Een onderdeel van dat cultuurplatform is de Cultuurgids, op cultuurgids.avro.nl, waarbij een koppeling is gemaakt met de database van het Nederlands Uitburo. Daar is de AVRO mee gestart, maar het is niet exclusief van de AVRO; het doel is het zo breed mogelijk te maken. Het gaat ook niet alleen om je eigen USP’s, want dat werkt niet op internet. Daar moet je juist in netwerken denken en je content durven ‘weggeven’. Die Cultuurgids komt dus ook in dat cultuurplatform terecht, gelabeld onder Publiekeomroep.nl. Dat is een voorbeeld van de stappen die er in de afgelopen jaren zijn gezet op het gebied van structureel samenwerken. Je moet je wel afvragen hoe je zo’n cultuurplatform positioneert op internet. Is het een apart merk, hangt het als service onder een bestaand merk? Hoe maak je daarbinnen de omroepen zichtbaar? Ik heb altijd een pleidooi gehouden voor ‘hoe minder merken, hoe beter.’ Want alles wat nieuw bedacht wordt, moet weer een nieuw merk krijgen en een extra communicatiebudget. Ik ben tegen versnippering. Zorg er nou voor dat je vanuit een aantal sterke merken of platforms denkt, waarbij omroepen hun identiteit kunnen terugvinden. En waarbij de doelgroep bepaalt waar hij zich thuis bij voelt en waarbij hij zich wenst aan te sluiten. Dat kan zijn bij een omroep zijn of bij een bepaald programma, bij een community of bij een thema.
 
Wat zijn je ambities bij het BPP?
Het BPP heeft een roerige tijd gehad, maar Hans Kraaijeveld (interim-directeur BPP red.) heeft een solide basis gelegd. Het belangrijkste voor mij is nu: doen wat we beloven. Dat we kwaliteit leveren op het gebied van kennismanagement en collectieve promotie. Ik zal een hoge prioriteit leggen bij de doorontwikkeling van de nieuwe Podium Cadeaukaart. Dat is een laagdrempelig instrument om mensen het theater in te krijgen.
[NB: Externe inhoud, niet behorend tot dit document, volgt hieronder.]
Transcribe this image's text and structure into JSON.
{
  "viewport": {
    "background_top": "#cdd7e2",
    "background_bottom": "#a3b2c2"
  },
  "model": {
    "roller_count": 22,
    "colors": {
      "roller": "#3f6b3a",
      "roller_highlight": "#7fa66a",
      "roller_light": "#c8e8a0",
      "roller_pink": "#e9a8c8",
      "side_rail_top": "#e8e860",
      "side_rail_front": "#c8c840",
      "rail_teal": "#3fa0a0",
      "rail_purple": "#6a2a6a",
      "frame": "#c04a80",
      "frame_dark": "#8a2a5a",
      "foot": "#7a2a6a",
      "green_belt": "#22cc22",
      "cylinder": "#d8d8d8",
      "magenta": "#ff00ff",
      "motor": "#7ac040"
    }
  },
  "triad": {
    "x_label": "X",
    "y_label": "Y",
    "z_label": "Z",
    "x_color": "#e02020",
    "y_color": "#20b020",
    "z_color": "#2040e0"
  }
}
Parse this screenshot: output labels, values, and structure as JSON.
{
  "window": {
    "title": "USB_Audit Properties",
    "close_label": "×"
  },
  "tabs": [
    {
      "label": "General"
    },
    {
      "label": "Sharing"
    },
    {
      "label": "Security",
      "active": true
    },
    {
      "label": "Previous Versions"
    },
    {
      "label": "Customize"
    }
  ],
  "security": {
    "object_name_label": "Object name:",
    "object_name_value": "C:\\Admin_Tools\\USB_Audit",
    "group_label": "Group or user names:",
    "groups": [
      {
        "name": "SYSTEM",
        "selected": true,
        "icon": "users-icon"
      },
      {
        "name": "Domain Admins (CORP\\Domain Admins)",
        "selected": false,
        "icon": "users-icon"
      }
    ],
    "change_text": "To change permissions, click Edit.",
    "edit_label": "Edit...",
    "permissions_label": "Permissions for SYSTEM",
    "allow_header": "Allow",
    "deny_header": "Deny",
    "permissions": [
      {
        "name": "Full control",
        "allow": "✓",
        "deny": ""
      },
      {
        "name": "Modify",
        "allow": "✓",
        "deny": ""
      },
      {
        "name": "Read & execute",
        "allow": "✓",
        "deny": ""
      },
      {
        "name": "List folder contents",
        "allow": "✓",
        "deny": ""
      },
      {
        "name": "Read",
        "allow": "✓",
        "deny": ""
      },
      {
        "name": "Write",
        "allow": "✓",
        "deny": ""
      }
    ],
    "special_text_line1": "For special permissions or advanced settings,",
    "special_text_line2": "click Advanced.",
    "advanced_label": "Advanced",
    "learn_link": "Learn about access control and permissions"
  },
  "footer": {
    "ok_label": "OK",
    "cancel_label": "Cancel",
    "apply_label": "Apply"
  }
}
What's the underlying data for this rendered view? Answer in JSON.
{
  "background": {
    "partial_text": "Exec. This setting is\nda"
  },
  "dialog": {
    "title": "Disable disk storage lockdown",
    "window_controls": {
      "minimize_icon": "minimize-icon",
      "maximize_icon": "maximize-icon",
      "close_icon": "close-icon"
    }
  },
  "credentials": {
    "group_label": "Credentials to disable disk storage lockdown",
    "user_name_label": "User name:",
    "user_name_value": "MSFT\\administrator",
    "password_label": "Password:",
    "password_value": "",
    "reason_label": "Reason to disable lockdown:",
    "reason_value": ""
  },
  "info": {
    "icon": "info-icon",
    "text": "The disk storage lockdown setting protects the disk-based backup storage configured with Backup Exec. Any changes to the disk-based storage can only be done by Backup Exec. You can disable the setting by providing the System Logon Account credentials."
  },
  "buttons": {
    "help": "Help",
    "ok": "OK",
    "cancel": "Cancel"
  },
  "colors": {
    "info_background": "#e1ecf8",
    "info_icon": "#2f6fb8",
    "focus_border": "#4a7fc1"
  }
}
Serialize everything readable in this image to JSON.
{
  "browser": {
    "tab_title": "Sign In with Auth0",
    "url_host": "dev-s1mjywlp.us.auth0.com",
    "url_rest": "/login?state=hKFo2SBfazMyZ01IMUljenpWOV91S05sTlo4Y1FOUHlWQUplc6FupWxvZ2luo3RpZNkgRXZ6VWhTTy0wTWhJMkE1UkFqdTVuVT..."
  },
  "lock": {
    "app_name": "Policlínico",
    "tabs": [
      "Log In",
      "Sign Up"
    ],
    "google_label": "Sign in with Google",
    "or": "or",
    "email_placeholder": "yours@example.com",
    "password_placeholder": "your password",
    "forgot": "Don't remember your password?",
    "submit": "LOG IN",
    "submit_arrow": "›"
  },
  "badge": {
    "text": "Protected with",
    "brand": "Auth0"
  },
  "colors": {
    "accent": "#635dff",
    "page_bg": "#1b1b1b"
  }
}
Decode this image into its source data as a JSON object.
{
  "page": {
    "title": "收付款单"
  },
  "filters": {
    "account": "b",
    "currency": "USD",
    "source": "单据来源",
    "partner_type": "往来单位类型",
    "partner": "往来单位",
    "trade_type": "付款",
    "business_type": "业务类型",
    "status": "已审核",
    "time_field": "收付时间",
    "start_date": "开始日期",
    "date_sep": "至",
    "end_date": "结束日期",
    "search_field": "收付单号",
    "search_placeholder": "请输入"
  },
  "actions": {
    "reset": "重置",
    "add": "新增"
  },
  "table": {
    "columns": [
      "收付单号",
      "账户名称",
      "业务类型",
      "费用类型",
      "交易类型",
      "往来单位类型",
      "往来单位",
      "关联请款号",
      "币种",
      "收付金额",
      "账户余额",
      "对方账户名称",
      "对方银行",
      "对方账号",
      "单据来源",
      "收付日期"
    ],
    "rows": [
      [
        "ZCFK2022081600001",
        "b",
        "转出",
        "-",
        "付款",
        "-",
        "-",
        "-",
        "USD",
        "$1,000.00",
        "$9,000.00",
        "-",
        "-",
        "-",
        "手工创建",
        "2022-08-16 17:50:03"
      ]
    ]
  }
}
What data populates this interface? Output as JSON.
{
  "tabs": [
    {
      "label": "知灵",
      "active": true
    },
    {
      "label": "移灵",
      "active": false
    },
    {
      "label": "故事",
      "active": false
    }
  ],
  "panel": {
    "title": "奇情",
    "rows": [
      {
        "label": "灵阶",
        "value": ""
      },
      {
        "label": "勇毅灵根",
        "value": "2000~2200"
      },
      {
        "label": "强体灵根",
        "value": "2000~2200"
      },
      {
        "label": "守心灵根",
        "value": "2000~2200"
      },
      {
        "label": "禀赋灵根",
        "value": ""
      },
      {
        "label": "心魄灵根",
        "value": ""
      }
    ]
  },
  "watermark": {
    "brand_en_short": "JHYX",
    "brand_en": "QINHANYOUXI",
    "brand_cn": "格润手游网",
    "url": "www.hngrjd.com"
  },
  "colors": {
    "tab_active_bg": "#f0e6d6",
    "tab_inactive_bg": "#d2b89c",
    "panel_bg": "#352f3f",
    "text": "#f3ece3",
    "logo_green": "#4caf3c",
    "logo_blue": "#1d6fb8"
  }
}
En ik zou van dat platform graag een intelligent platform maken. Nu is de koper van de kaart nog anoniem, maar mijn ambitie is om met die kaart data te gaan vergaren, zodat je weet wie er een kaart heeft, wie van plan is om naar het theater te gaan, wie dat al heeft gedaan en wat ze ervan vonden. Die Podium Cadeaukaart kan een krachtig collectief overkoepelend platform worden, zodat we een beter inzicht krijgen in klantgedrag en klantbehoeftes. En het belangrijkste: die kaart moet een soort motor worden, die (potentiële) klanten aandraagt voor podia en gezelschappen.

De data die we uit die kaart kunnen halen vormen een belangrijke bron van kennis. En dat is mijn andere ambitie: dat het BPP, samen met de partners, verder stappen gaat maken in de richting van een expertisecentrum waar die kennis in systemen geborgd wordt. Kennismanagement vind ik heel belangrijk: die kennis moet centraal opgeslagen worden en toegankelijk gemaakt worden voor de gehele sector. Verder moet het BPP ook op het gebied van strategische marketing zich verder ontwikkelen. We moeten niet alleen inzetten op collectieve promotie, maar ook de sector helpen om op het gebied van prijsbeleid beter te worden: hoe ga je om met de BTW-problematiek, hoe ga je om met prijsdifferentiatie? We zouden bijvoorbeeld masterclasses moeten gaan organiseren op dat gebied. Een ander onderwerp is de noodzakelijke vernieuwing, productontwikkeling en co-creatie in het kader van het bereiken van nieuwe doelgroepen en het meer betrekken van bestaande klanten. 

 
De meeste directeuren van podia en gezelschappen komen niet ver wanneer je ze vraagt naar participatie van het publiek en co-creatie.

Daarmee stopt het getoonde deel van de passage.